= Forum for Young Canadians =

Forum for Young Canadians is a non-partisan program for youth aged 15–19 founded by The Foundation for the Study of Processes of Government in Canada in Ottawa, Ontario. In March 1976 the first sessions of Forum were launched. The Forum for Young Canadians provides students with an opportunity to learn more about the importance of public affairs and how they can proactively be a voice in helping others understand Canadian politics in relation to the world around them.

== Program details ==

Forum runs for three sessions during February and March of each year. Each session is a week long experience which includes various behind the scenes activities in Canada's capital city including:
- Senate and House of Commons experiences
- Meeting various political leaders such as Members of Parliament, and Senators
- Participate in role-play based simulations such as National Election, International Trade and Ministerial Cabinet

The learning program begins before the students arrive at Forum for the week long program. Students are encouraged to learn about current affairs that interest them in order to bring their ideas, opinions and insights to share with other students. The learning program continues after they depart from Ottawa, giving students an opportunity to further connect with their own community based on what they have learned, creating a learning environment for others around them.

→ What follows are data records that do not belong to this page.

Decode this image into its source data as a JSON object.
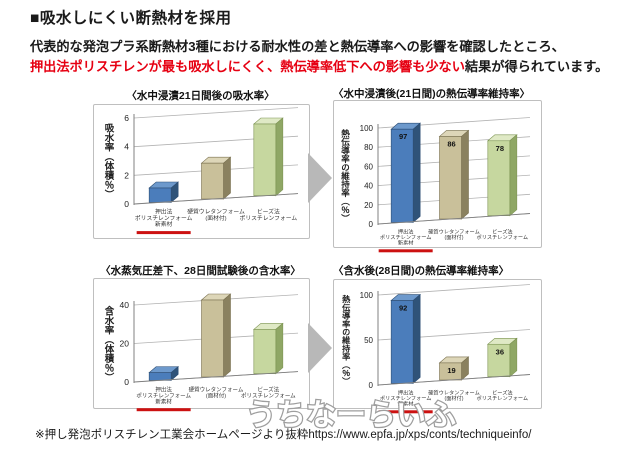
{
  "page": {
    "heading": "■吸水しにくい断熱材を採用",
    "intro_line1": "代表的な発泡プラ系断熱材3種における耐水性の差と熱伝導率への影響を確認したところ、",
    "intro_line2_red": "押出法ポリスチレンが最も吸水しにくく、熱伝導率低下への影響も少ない",
    "intro_line2_rest": "結果が得られています。",
    "watermark": "うちなーらいふ",
    "source_note": "※押し発泡ポリスチレン工業会ホームページより抜粋https://www.epfa.jp/xps/conts/techniqueinfo/"
  },
  "colors": {
    "accent_red_text": "#e60012",
    "underline_red": "#cc1111",
    "arrow_gray": "#b8b8b8",
    "watermark_outline": "#9e9e9e",
    "watermark_fill": "#ffffff",
    "chart_border": "#bfbfbf",
    "gridline": "#b3b3b3",
    "axis": "#808080",
    "bars": [
      {
        "name": "blue",
        "front": "#4b7dbb",
        "top": "#6d99cc",
        "side": "#2f5379",
        "stroke": "#2c4d73"
      },
      {
        "name": "tan",
        "front": "#c9c09a",
        "top": "#ddd6b8",
        "side": "#8a815f",
        "stroke": "#7a7150"
      },
      {
        "name": "green",
        "front": "#c6d79f",
        "top": "#dfe9c5",
        "side": "#8fa765",
        "stroke": "#7d9453"
      }
    ]
  },
  "chart_data": [
    {
      "type": "bar",
      "title": "〈水中浸漬21日間後の吸水率〉",
      "ylabel": "吸水率（体積％）",
      "ylim": [
        0,
        6
      ],
      "yticks": [
        0,
        2,
        4,
        6
      ],
      "categories": [
        "押出法\nポリスチレンフォーム\n新素材",
        "硬質ウレタンフォーム\n(面材付)",
        "ビーズ法\nポリスチレンフォーム"
      ],
      "values": [
        1,
        2.5,
        5
      ],
      "data_labels": false,
      "grid": true,
      "legend": "none",
      "highlight_category_index": 0
    },
    {
      "type": "bar",
      "title": "〈水中浸漬後(21日間)の熱伝導率維持率〉",
      "ylabel": "熱伝導率の維持率（％）",
      "ylim": [
        0,
        100
      ],
      "yticks": [
        0,
        20,
        40,
        60,
        80,
        100
      ],
      "categories": [
        "押出法\nポリスチレンフォーム\n新素材",
        "硬質ウレタンフォーム\n(面材付)",
        "ビーズ法\nポリスチレンフォーム"
      ],
      "values": [
        97,
        86,
        78
      ],
      "data_labels": true,
      "grid": true,
      "legend": "none",
      "highlight_category_index": 0
    },
    {
      "type": "bar",
      "title": "〈水蒸気圧差下、28日間試験後の含水率〉",
      "ylabel": "含水率（体積％）",
      "ylim": [
        0,
        40
      ],
      "yticks": [
        0,
        20,
        40
      ],
      "categories": [
        "押出法\nポリスチレンフォーム\n新素材",
        "硬質ウレタンフォーム\n(面材付)",
        "ビーズ法\nポリスチレンフォーム"
      ],
      "values": [
        4,
        40,
        23
      ],
      "data_labels": false,
      "grid": true,
      "legend": "none",
      "highlight_category_index": 0
    },
    {
      "type": "bar",
      "title": "〈含水後(28日間)の熱伝導率維持率〉",
      "ylabel": "熱伝導率の維持率（％）",
      "ylim": [
        0,
        100
      ],
      "yticks": [
        0,
        50,
        100
      ],
      "categories": [
        "押出法\nポリスチレンフォーム\n新素材",
        "硬質ウレタンフォーム\n(面材付)",
        "ビーズ法\nポリスチレンフォーム"
      ],
      "values": [
        92,
        19,
        36
      ],
      "data_labels": true,
      "grid": true,
      "legend": "none",
      "highlight_category_index": 0
    }
  ]
}
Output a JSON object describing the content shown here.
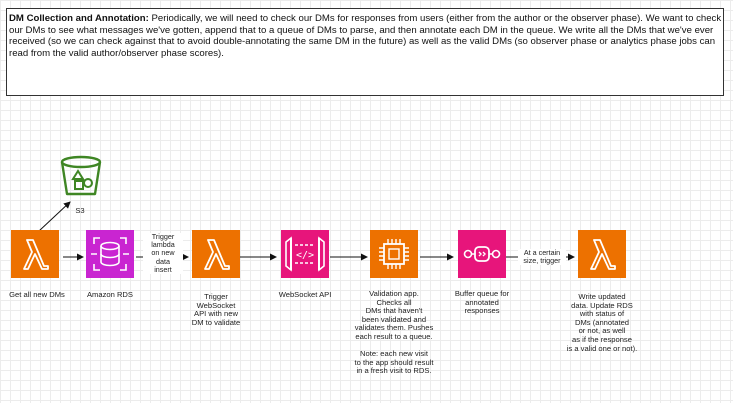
{
  "description": {
    "title": "DM Collection and Annotation:",
    "body": "Periodically, we will need to check our DMs for responses from users (either from the author or the observer phase). We want to check our DMs to see what messages we've gotten, append that to a queue of DMs to parse, and then annotate each DM in the queue. We write all the DMs that we've ever received (so we can check against that to avoid double-annotating the same DM in the future) as well as the valid DMs (so observer phase or analytics phase jobs can read from the valid author/observer phase scores)."
  },
  "nodes": {
    "s3": {
      "label": "S3",
      "icon": "s3-bucket-icon",
      "color": "#3f8624"
    },
    "lambda_get": {
      "label": "Get all new DMs",
      "icon": "lambda-icon",
      "color": "#ed7100"
    },
    "rds": {
      "label": "Amazon RDS",
      "icon": "rds-icon",
      "color": "#c925d1"
    },
    "lambda_trigger": {
      "label": "Trigger\nWebSocket\nAPI with new\nDM to validate",
      "icon": "lambda-icon",
      "color": "#ed7100"
    },
    "websocket": {
      "label": "WebSocket API",
      "icon": "api-gateway-websocket-icon",
      "color": "#e7157b"
    },
    "validation_app": {
      "label": "Validation app.\nChecks all\nDMs that haven't\nbeen validated and\nvalidates them. Pushes\neach result to a queue.\n\nNote: each new visit\nto the app should result\nin a fresh visit to RDS.",
      "icon": "ec2-instance-icon",
      "color": "#ed7100"
    },
    "buffer_queue": {
      "label": "Buffer queue for\nannotated\nresponses",
      "icon": "sqs-queue-icon",
      "color": "#e7157b"
    },
    "lambda_write": {
      "label": "Write updated\ndata. Update RDS\nwith status of\nDMs (annotated\nor not, as well\nas if the response\nis a valid one or not).",
      "icon": "lambda-icon",
      "color": "#ed7100"
    }
  },
  "edges": {
    "rds_to_trigger": "Trigger\nlambda\non new\ndata\ninsert",
    "queue_to_write": "At a certain\nsize, trigger"
  }
}
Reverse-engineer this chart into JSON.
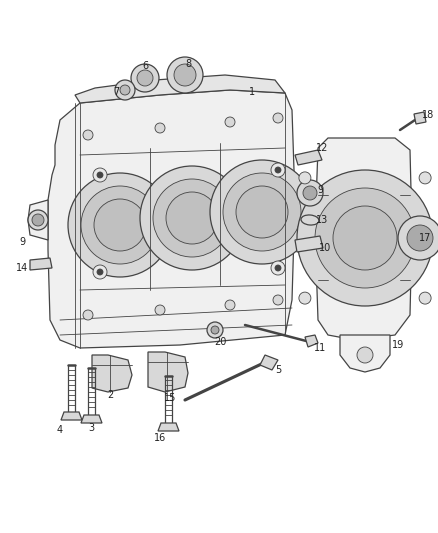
{
  "bg_color": "#ffffff",
  "line_color": "#444444",
  "fill_light": "#f0f0f0",
  "fill_mid": "#d8d8d8",
  "fill_dark": "#c0c0c0",
  "label_color": "#222222",
  "label_fs": 7.0,
  "fig_width": 4.38,
  "fig_height": 5.33,
  "dpi": 100
}
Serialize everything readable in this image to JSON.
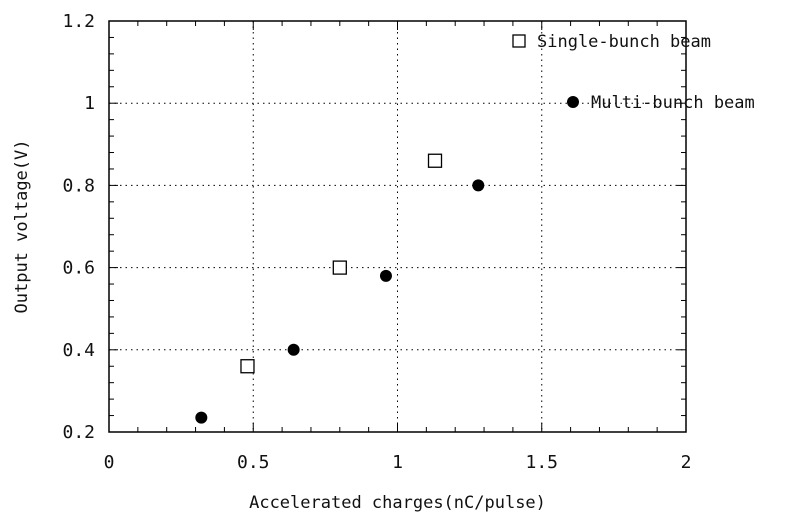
{
  "chart_data": {
    "type": "scatter",
    "xlabel": "Accelerated charges(nC/pulse)",
    "ylabel": "Output voltage(V)",
    "xlim": [
      0,
      2
    ],
    "ylim": [
      0.2,
      1.2
    ],
    "x_ticks": [
      0,
      0.5,
      1,
      1.5,
      2
    ],
    "x_tick_labels": [
      "0",
      "0.5",
      "1",
      "1.5",
      "2"
    ],
    "y_ticks": [
      0.2,
      0.4,
      0.6,
      0.8,
      1,
      1.2
    ],
    "y_tick_labels": [
      "0.2",
      "0.4",
      "0.6",
      "0.8",
      "1",
      "1.2"
    ],
    "grid": true,
    "grid_style": "dotted",
    "legend_position": "top-right, outside plot",
    "series": [
      {
        "name": "Single-bunch beam",
        "marker": "open-square",
        "color": "#000000",
        "points": [
          {
            "x": 0.48,
            "y": 0.36
          },
          {
            "x": 0.8,
            "y": 0.6
          },
          {
            "x": 1.13,
            "y": 0.86
          }
        ]
      },
      {
        "name": "Multi-bunch beam",
        "marker": "filled-circle",
        "color": "#000000",
        "points": [
          {
            "x": 0.32,
            "y": 0.235
          },
          {
            "x": 0.64,
            "y": 0.4
          },
          {
            "x": 0.96,
            "y": 0.58
          },
          {
            "x": 1.28,
            "y": 0.8
          }
        ]
      }
    ]
  }
}
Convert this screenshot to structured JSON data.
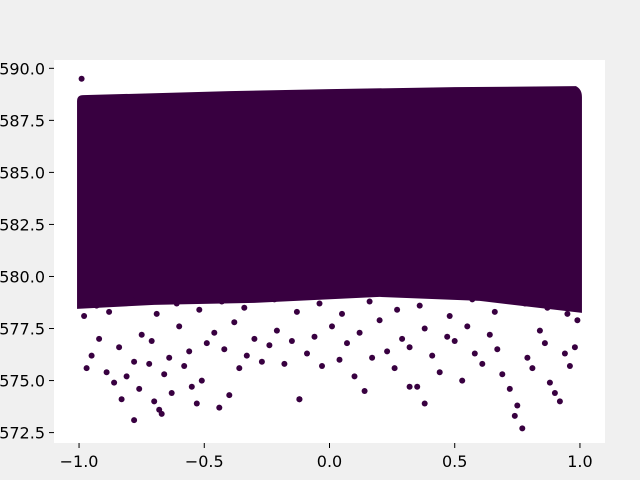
{
  "chart_data": {
    "type": "scatter",
    "title": "",
    "xlabel": "",
    "ylabel": "",
    "xlim": [
      -1.1,
      1.1
    ],
    "ylim": [
      572.0,
      590.4
    ],
    "x_ticks": [
      -1.0,
      -0.5,
      0.0,
      0.5,
      1.0
    ],
    "x_tick_labels": [
      "−1.0",
      "−0.5",
      "0.0",
      "0.5",
      "1.0"
    ],
    "y_ticks": [
      572.5,
      575.0,
      577.5,
      580.0,
      582.5,
      585.0,
      587.5,
      590.0
    ],
    "y_tick_labels": [
      "572.5",
      "575.0",
      "577.5",
      "580.0",
      "582.5",
      "585.0",
      "587.5",
      "590.0"
    ],
    "grid": false,
    "legend": "none",
    "series": [
      {
        "color": "#380040",
        "dense_region": {
          "x_range": [
            -1.0,
            1.0
          ],
          "y_range": [
            579.5,
            589.0
          ]
        },
        "points": [
          [
            -0.99,
            589.5
          ],
          [
            -0.97,
            575.6
          ],
          [
            -0.95,
            576.2
          ],
          [
            -0.92,
            577.0
          ],
          [
            -0.89,
            575.4
          ],
          [
            -0.86,
            574.9
          ],
          [
            -0.84,
            576.6
          ],
          [
            -0.83,
            574.1
          ],
          [
            -0.81,
            575.2
          ],
          [
            -0.78,
            575.9
          ],
          [
            -0.76,
            574.6
          ],
          [
            -0.75,
            577.2
          ],
          [
            -0.72,
            575.8
          ],
          [
            -0.71,
            576.9
          ],
          [
            -0.7,
            574.0
          ],
          [
            -0.68,
            573.6
          ],
          [
            -0.66,
            575.3
          ],
          [
            -0.64,
            576.1
          ],
          [
            -0.63,
            574.4
          ],
          [
            -0.6,
            577.6
          ],
          [
            -0.58,
            575.7
          ],
          [
            -0.56,
            576.4
          ],
          [
            -0.55,
            574.7
          ],
          [
            -0.53,
            573.9
          ],
          [
            -0.51,
            575.0
          ],
          [
            -0.49,
            576.8
          ],
          [
            -0.46,
            577.3
          ],
          [
            -0.44,
            573.7
          ],
          [
            -0.42,
            576.5
          ],
          [
            -0.4,
            574.3
          ],
          [
            -0.38,
            577.8
          ],
          [
            -0.36,
            575.6
          ],
          [
            -0.33,
            576.2
          ],
          [
            -0.3,
            577.0
          ],
          [
            -0.27,
            575.9
          ],
          [
            -0.24,
            576.7
          ],
          [
            -0.21,
            577.4
          ],
          [
            -0.18,
            575.8
          ],
          [
            -0.15,
            576.9
          ],
          [
            -0.12,
            574.1
          ],
          [
            -0.09,
            576.3
          ],
          [
            -0.06,
            577.1
          ],
          [
            -0.03,
            575.7
          ],
          [
            0.01,
            577.6
          ],
          [
            0.04,
            576.0
          ],
          [
            0.07,
            576.8
          ],
          [
            0.1,
            575.2
          ],
          [
            0.12,
            577.3
          ],
          [
            0.14,
            574.5
          ],
          [
            0.17,
            576.1
          ],
          [
            0.2,
            577.9
          ],
          [
            0.23,
            576.4
          ],
          [
            0.26,
            575.6
          ],
          [
            0.29,
            577.0
          ],
          [
            0.32,
            576.6
          ],
          [
            0.35,
            574.7
          ],
          [
            0.38,
            577.5
          ],
          [
            0.41,
            576.2
          ],
          [
            0.44,
            575.4
          ],
          [
            0.47,
            577.1
          ],
          [
            0.5,
            576.9
          ],
          [
            0.53,
            575.0
          ],
          [
            0.55,
            577.6
          ],
          [
            0.58,
            576.3
          ],
          [
            0.61,
            575.8
          ],
          [
            0.64,
            577.2
          ],
          [
            0.67,
            576.5
          ],
          [
            0.69,
            575.3
          ],
          [
            0.72,
            574.6
          ],
          [
            0.74,
            573.3
          ],
          [
            0.75,
            573.8
          ],
          [
            0.77,
            572.7
          ],
          [
            0.79,
            576.1
          ],
          [
            0.81,
            575.6
          ],
          [
            0.84,
            577.4
          ],
          [
            0.86,
            576.8
          ],
          [
            0.88,
            574.9
          ],
          [
            0.9,
            574.4
          ],
          [
            0.92,
            574.0
          ],
          [
            0.94,
            576.3
          ],
          [
            0.96,
            575.7
          ],
          [
            0.98,
            576.6
          ],
          [
            0.99,
            577.9
          ],
          [
            -0.98,
            578.1
          ],
          [
            -0.93,
            578.6
          ],
          [
            -0.88,
            578.3
          ],
          [
            -0.79,
            578.9
          ],
          [
            -0.69,
            578.2
          ],
          [
            -0.61,
            578.7
          ],
          [
            -0.52,
            578.4
          ],
          [
            -0.43,
            578.8
          ],
          [
            -0.34,
            578.5
          ],
          [
            -0.22,
            578.9
          ],
          [
            -0.13,
            578.3
          ],
          [
            -0.04,
            578.7
          ],
          [
            0.05,
            578.2
          ],
          [
            0.16,
            578.8
          ],
          [
            0.27,
            578.4
          ],
          [
            0.36,
            578.6
          ],
          [
            0.48,
            578.1
          ],
          [
            0.57,
            578.9
          ],
          [
            0.66,
            578.3
          ],
          [
            0.78,
            578.7
          ],
          [
            0.87,
            578.5
          ],
          [
            0.95,
            578.2
          ],
          [
            -0.78,
            573.1
          ],
          [
            -0.67,
            573.4
          ],
          [
            -0.12,
            574.1
          ],
          [
            0.32,
            574.7
          ],
          [
            0.38,
            573.9
          ]
        ]
      }
    ]
  }
}
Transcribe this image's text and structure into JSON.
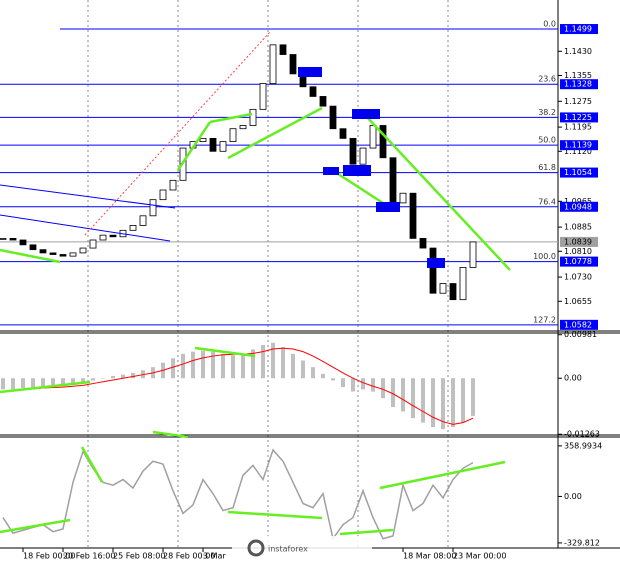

Forum encourages students to proactively seek out sponsors or fund-raise to aid them in covering the costs of the program. The fees cover meals for the entire week, accommodations and transportation. Bursaries are also available.

Forum provides an opportunity for high school and Cégep students who want to further their leadership skills, learn about the political, social and cultural issues impacting their country and communities and create friendships with other young, passionate students throughout Canada.